Человеческому сознанию было бы достаточно вполовину меньше той порции иномирности, да, пожалуй, хватило бы и четвертушки, и осьмушки, уж в этом-то мы смогли убедиться. Рождающаяся на наших глазах цивилизация хуматонов (так мы позволим себе назвать новый редуцированный тип субъектности) и есть сбывающийся кошмар Достоевского, и она уже демонстрирует потрясающие успехи в этом направлении. Хуматон вроде тот же человек, и даже, в отличие от подпольного человека, он куда честнее, искреннее, предсказуемее и, как бы это сказать, незатейливее. Это человек, который уже не так широк, его удалось обузить, операция увенчалась полным успехом. Он, хуматон, избавлен от несчастного сознания и потому в принципе счастлив. Беда, однако, в том, что есть счастье огурца и минерала, счастье наших домашних питомцев, например, счастливая собачья преданность, в которой не приходится ни разу усомниться. Что же значит для человека быть счастливым таким счастьем, тем более что, как выяснилось, это возможно, достаточно лишь обузить? Но обузить как следует, безоговорочно, не просто подавив очаг дикости и загнав его в подполье, где подпольный человек непременно оповестит о себе, – да и доктор Фрейд очень рекомендует туда заглядывать. Нет уж, обузить так обузить, устранив следы разрыва в новом прозрачном психологическом континууме.
Рассмотрению этой проблемы и посвящены романы Достоевского, во всяком случае, их важнейшие линии.
Ключевым моментом является содержание «избыточной» половины, вопрос о том, что же находится на обратной стороне Луны нашей психики. Существует несколько традиций описания этой избыточной иномирности. Одну из них представляют учителя жизни. Те из них, кто не является адептом Просвещения, любят поговорить о духовном, о возвышенном, о добродетели, словом, специализируются в жанре нравоучительной беседы (адепты Просвещения трактуют о том же самом, только используя термины «прогресс» и «гуманность»). У Достоевского они всегда проводники фальши (в отличие от Толстого) – можно вспомнить Верховенского-старшего или Фому Опискина, но чаще всего такая нравоучительность исходит из анонимного источника.
Во-вторых, Кант. Он благоразумно ограничивается в своем императиве формальной составляющей, императивным требованием автономности практического разума, и был бы еще благоразумнее, если бы удержался от бюргерской подкладки своего «морального закона», от идеала честного чиновника, несомненно являющегося прародителем и современных активистов, и грядущих хуматонов.
В-третьих, Ницше, разумеется, не упустивший случая поиздеваться над благонравием этих самых кантовских императивов, он ближе всего к Достоевскому, он во многих случаях на стороне Достоевского – и тем важнее принципиальные различия.

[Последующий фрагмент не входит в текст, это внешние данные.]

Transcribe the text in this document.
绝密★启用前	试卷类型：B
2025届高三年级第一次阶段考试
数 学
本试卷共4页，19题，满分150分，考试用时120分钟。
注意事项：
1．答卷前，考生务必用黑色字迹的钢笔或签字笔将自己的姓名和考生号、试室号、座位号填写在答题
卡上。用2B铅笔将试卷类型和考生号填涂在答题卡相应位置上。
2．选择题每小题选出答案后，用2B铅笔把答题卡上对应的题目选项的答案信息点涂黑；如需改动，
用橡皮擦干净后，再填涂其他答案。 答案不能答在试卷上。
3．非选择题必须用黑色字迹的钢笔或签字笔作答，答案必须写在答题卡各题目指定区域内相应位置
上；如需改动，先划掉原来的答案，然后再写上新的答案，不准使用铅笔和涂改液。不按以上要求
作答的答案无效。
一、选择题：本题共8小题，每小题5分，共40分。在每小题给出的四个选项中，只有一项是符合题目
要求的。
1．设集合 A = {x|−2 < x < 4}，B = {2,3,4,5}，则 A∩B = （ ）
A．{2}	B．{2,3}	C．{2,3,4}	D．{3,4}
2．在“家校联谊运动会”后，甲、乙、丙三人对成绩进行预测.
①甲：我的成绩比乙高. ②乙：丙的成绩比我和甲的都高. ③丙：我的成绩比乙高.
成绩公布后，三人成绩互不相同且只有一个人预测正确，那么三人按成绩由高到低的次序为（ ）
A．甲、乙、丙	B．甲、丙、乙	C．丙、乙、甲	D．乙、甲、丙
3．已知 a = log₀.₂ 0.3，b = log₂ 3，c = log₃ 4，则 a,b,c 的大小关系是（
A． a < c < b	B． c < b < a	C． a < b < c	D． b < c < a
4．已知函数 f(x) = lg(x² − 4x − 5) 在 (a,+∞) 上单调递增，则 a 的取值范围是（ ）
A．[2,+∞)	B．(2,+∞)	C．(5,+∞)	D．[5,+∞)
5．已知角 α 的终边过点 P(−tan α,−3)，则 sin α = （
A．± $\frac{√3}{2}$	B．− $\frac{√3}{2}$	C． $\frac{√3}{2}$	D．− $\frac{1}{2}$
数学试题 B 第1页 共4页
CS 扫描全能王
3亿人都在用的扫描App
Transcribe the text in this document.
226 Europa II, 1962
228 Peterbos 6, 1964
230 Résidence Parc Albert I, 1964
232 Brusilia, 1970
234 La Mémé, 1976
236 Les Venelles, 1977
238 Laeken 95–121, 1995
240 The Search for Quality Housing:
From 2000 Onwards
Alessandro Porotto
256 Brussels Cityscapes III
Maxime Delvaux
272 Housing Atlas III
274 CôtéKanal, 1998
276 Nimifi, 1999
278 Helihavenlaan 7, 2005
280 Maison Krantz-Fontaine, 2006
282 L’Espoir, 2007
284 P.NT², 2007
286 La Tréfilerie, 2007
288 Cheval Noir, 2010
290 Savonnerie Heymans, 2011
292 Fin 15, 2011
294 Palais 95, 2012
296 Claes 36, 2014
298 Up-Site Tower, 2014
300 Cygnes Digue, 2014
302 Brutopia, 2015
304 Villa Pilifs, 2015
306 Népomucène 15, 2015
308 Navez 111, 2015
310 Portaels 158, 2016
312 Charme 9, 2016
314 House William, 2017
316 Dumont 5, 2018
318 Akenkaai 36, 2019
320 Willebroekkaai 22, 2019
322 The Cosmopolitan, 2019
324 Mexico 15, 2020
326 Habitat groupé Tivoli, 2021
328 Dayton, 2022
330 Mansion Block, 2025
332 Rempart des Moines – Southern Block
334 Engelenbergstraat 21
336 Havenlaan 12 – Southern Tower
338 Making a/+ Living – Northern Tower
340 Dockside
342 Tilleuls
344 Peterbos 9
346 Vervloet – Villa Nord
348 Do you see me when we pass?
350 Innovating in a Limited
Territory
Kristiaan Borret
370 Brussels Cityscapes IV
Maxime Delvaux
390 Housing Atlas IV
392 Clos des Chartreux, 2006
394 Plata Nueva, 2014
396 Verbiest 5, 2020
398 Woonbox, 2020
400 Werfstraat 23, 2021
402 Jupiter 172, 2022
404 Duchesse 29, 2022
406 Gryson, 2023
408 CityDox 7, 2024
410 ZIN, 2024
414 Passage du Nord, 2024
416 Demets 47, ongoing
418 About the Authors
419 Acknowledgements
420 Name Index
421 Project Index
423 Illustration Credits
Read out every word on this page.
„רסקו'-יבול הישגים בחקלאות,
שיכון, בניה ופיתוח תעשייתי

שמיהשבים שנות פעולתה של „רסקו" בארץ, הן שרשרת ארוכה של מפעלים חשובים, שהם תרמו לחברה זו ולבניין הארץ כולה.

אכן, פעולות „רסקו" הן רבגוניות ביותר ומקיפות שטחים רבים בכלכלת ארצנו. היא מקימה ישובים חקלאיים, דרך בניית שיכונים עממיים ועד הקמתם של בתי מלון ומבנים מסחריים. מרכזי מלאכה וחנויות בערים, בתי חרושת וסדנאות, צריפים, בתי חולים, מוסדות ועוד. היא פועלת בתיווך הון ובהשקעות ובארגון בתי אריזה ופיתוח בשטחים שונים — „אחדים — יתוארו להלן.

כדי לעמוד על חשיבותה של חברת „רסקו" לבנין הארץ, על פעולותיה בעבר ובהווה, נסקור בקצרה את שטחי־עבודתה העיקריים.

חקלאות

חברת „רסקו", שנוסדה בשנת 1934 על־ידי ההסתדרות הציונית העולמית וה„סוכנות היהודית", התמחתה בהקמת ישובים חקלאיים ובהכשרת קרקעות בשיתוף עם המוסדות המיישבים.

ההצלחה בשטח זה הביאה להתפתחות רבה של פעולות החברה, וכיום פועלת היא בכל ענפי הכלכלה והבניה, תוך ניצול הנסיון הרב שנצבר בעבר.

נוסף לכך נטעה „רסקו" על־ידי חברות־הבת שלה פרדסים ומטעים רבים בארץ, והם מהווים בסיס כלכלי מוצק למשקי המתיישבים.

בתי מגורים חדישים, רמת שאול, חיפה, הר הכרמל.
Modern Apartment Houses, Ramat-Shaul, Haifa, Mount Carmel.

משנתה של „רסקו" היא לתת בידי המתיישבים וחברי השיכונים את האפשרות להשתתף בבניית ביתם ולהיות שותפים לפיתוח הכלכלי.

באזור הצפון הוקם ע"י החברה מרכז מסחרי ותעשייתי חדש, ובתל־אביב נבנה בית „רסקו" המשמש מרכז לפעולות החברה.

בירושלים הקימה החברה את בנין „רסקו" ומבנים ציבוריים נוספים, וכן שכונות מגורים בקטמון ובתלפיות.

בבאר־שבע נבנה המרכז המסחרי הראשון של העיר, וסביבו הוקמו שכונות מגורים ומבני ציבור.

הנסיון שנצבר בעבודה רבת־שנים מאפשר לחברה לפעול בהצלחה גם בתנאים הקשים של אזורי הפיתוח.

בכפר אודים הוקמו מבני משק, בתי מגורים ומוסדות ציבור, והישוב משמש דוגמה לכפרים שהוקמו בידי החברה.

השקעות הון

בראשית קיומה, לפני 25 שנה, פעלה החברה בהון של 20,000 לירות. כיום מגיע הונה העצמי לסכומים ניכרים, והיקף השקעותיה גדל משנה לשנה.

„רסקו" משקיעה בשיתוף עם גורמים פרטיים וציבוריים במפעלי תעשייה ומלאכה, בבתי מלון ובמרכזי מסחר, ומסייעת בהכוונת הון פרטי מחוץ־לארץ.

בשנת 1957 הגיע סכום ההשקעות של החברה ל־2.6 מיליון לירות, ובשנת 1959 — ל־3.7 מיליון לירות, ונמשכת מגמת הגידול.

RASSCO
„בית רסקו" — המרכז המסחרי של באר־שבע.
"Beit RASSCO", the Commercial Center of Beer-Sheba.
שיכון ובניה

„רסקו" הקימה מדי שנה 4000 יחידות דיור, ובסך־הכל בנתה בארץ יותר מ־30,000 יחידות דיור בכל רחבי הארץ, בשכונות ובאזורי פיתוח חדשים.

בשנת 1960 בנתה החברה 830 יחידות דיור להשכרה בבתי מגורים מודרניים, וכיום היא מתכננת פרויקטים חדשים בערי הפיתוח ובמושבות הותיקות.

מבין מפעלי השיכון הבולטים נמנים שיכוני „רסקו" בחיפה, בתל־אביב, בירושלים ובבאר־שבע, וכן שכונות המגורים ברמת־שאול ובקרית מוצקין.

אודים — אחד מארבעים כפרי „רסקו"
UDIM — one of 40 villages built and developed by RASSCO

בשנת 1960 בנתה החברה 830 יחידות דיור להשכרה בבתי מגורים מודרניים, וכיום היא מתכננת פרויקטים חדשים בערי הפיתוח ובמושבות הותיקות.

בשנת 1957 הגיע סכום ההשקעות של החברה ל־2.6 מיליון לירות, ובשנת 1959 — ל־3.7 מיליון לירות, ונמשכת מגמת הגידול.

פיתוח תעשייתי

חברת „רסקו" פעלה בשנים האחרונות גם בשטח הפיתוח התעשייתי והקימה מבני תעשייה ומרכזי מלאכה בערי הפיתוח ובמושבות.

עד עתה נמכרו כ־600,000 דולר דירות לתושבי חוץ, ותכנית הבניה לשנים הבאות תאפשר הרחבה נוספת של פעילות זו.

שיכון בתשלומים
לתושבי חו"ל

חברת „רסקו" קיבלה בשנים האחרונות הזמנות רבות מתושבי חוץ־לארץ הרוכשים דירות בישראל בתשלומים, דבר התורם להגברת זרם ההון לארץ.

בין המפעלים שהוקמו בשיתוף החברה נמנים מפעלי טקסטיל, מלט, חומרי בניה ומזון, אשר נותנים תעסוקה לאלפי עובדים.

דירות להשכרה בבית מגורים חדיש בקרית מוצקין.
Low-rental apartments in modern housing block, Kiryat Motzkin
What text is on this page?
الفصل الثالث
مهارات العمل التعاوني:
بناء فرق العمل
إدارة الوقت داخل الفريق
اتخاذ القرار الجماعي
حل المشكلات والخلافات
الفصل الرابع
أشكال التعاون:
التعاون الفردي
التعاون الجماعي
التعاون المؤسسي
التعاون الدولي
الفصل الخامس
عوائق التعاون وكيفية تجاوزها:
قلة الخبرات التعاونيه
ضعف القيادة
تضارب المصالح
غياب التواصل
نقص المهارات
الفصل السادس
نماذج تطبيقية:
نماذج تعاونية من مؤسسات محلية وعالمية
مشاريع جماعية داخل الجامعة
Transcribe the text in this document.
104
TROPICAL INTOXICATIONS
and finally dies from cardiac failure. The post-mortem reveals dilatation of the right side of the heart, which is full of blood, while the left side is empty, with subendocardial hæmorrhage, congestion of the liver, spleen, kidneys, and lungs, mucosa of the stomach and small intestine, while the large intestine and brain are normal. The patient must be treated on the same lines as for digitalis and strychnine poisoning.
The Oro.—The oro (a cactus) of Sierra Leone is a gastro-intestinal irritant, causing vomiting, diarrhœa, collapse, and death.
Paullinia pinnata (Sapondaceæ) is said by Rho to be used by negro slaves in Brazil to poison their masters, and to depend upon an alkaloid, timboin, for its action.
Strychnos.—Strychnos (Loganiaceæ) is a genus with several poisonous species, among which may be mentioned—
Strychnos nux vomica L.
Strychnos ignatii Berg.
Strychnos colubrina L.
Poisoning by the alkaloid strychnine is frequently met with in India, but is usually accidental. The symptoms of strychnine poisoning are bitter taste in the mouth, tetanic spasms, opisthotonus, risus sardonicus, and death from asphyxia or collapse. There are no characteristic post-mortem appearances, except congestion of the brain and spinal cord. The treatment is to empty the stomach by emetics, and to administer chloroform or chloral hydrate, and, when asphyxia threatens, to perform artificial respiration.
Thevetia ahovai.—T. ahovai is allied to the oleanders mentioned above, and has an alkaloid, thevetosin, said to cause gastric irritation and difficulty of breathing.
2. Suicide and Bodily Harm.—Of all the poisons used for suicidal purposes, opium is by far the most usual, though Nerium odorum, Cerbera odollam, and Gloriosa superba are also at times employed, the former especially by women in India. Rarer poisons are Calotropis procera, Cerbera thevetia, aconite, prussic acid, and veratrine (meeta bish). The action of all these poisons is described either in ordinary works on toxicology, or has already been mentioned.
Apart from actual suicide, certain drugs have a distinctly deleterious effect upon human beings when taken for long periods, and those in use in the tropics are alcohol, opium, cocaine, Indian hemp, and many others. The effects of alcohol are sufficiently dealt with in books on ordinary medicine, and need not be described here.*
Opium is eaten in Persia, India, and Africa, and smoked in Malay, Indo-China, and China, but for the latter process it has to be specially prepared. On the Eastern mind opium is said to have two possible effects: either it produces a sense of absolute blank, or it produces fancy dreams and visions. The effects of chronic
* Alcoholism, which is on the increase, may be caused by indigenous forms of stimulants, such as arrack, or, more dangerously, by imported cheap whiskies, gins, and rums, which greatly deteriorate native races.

Подполье, откуда пишут записки, это, безусловно, территория рессентимента, и мы помним характеристику подобного состояния, даваемую немецким философом: здесь все с двойным дном, с маскирующей подкладкой, повсюду змей-уроборос, кусающий собственный хвост. Ницше не жалеет красок, чтобы описать этот жалкий, изолгавшийся мир двоедушия: какое же презрение он должен вызывать у господина? Но Достоевский оказывается еще более внимательным исследователем этого теневого, подпольного мира. Он замечает в заброшенной второй половине сознания не только корыстолюбие и малодушие, их-то и в первой половине хватает, но и такую дрянь, которая перебивает и корыстолюбие, и малодушие; здесь Достоевский оказывается преемником Гоголя. Это мир, «полный мухоедства», и что самое удивительное, он способен определить любой человеческий поступок в модусе бытия вопреки. Имеется в виду, что такому поступку не предшествует никакой синтез опыта в смысле Канта; вместо этого ему может предшествовать, например, алкоголь, но как раз в качестве средства, разрушающего или приостанавливающего предсказуемое единство опыта. Со стороны здравого смысла соответствующие разрывы континуума оцениваются как причуда, дурь, как «заскок».